Звук шагов моментально стих.
– Малой, я как-то непонятно выразился? Брысь отсюда!
– Откуда взял, что это я? – после паузы обнаружил себя Марс.
– Девочки надели бы тапочки, а у Сенсора нога тяжелее. Доволен?
Мальчишка помедлил немного, потом не удержался:
– Вы чё там грызётесь?
– Не суй нос в чужие дела, пока не прищемили! – рявкнул Матвей.
Внятно выговорив «уроды», Марс вернулся в комнату. Когда дверь за ним захлопнулась, Матвей отставил пустую кружку и встал.

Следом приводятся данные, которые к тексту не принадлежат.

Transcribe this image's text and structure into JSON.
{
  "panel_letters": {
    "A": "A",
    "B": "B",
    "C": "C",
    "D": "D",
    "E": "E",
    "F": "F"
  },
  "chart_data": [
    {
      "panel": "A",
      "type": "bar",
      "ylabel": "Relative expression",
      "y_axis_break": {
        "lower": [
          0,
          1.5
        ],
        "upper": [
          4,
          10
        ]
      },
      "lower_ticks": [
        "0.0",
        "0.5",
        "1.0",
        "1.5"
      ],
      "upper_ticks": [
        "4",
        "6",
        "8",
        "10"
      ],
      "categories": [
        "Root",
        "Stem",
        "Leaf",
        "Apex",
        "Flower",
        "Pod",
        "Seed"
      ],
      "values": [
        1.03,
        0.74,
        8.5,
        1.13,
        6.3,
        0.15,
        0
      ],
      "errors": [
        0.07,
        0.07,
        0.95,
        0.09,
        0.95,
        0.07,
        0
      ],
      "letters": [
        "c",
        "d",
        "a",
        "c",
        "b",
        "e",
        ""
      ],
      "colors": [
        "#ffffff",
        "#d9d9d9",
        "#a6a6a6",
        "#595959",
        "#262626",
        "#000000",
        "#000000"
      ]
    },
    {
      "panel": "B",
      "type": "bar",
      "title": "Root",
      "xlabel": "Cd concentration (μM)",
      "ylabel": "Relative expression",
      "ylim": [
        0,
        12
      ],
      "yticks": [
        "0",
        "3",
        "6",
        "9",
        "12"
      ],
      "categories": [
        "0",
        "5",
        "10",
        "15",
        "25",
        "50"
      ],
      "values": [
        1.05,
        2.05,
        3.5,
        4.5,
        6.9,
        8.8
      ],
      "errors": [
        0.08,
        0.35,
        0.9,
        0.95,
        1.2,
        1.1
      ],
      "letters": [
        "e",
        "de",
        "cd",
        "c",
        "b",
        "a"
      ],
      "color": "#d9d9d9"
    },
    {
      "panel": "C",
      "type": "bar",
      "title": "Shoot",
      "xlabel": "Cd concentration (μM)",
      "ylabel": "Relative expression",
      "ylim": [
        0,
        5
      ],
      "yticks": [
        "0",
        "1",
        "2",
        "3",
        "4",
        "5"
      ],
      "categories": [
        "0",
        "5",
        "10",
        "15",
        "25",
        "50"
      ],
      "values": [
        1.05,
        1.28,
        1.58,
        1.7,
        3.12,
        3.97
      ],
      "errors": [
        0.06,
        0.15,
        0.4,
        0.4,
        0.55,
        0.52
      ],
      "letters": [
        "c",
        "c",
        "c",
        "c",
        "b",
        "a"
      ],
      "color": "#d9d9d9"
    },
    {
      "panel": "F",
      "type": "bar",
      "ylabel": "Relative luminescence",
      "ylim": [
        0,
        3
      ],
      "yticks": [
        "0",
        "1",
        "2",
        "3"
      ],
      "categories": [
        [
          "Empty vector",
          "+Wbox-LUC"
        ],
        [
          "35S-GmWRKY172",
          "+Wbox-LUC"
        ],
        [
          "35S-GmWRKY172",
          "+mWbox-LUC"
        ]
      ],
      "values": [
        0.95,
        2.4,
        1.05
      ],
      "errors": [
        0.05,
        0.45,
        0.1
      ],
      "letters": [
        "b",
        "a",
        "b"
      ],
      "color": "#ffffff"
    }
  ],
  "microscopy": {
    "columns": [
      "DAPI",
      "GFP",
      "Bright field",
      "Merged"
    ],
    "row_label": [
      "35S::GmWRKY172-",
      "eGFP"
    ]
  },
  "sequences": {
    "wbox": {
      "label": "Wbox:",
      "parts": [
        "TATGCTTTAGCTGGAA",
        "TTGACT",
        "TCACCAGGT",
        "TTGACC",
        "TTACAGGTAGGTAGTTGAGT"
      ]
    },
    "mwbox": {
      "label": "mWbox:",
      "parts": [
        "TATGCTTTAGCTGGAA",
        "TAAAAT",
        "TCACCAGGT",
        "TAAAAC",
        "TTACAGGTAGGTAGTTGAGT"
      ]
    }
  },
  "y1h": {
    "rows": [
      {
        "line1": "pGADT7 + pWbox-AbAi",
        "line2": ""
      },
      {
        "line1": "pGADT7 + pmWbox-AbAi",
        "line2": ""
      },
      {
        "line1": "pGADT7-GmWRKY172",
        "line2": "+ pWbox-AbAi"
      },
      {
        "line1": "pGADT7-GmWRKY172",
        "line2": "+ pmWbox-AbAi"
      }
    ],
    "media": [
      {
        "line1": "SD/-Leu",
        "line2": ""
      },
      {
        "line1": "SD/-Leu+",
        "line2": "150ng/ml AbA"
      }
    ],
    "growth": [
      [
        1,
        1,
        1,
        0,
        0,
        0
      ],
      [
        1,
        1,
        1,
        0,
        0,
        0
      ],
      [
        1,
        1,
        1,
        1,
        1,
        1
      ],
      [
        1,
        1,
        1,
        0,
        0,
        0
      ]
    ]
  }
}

– Ладно, всё с тобой ясно. Я спать.
– Сядь.
– Поуказывай мне.
– Пожалуйста.
Немного подумав, Матвей неохотно присел на край стола. Чтобы видеть его лицо, Лазарю пришлось стащить больную ногу со стула и повернуться. Острая боль пронзила ногу от голени до бедра, когда гипс гулко бухнул об пол.
– Твоя правда, мы оба облажались, – признал Лазарь. – Если бы не играли друг с другом в молчанку, уже давно сложили бы два и два.
– Сложили, – согласился Матвей, а потом сделал нечто такое, чего никогда не делал перед сном – вынул из трико пачку сигарет, вытряс одну и закурил. Затянулся полной грудью, выдохнул и сказал очень серьёзно: – Для неё теперь каждый мужик, как та горилла.
– Не мужик, а особь мужского пола. Причиндалы под плавками ещё не делают тебя мужчиной. Она должна это понять.
Лазарь неловко поднялся, придерживаясь за край стола, и потянулся за костылями. Повис на них, сделал несколько неуверенных шагов и остановился перед Матвеем.
– И ещё кое-что, что я собираюсь ей объяснить.
– Слушай, – снисходительно начал Матвей, – если ты запал на девчонку, то так и скажи. Её неделю как выписали, а ты всё катаешься к ней. Зачем? Занимаетесь психотерапией на дому? Ты на себя глянь только! Тоже мне, доктор Курпатов на костылях. Еле ползаешь, калека долбаный.
Лазарь едва сдержал улыбку – оскорбительные замечания Матвея могут быть очень забавными.
– Неплохо, но мимо. Амур здесь не причём. Всё объясняется проще.
– Да ну?
– Ну да, – Лазарь устроил костыли поудобней подмышками. – Дело в том, что Яника одна из нас. Она Эмпат.
От удивления Матвей раскрыл рот. Горящая сигарета выскользнула из губ, прокатилась по колену и шлёпнулась на пол.
– Ты сдурел… – обалдело пробормотал он. – Нет, тебе там окончательно отбили мозги.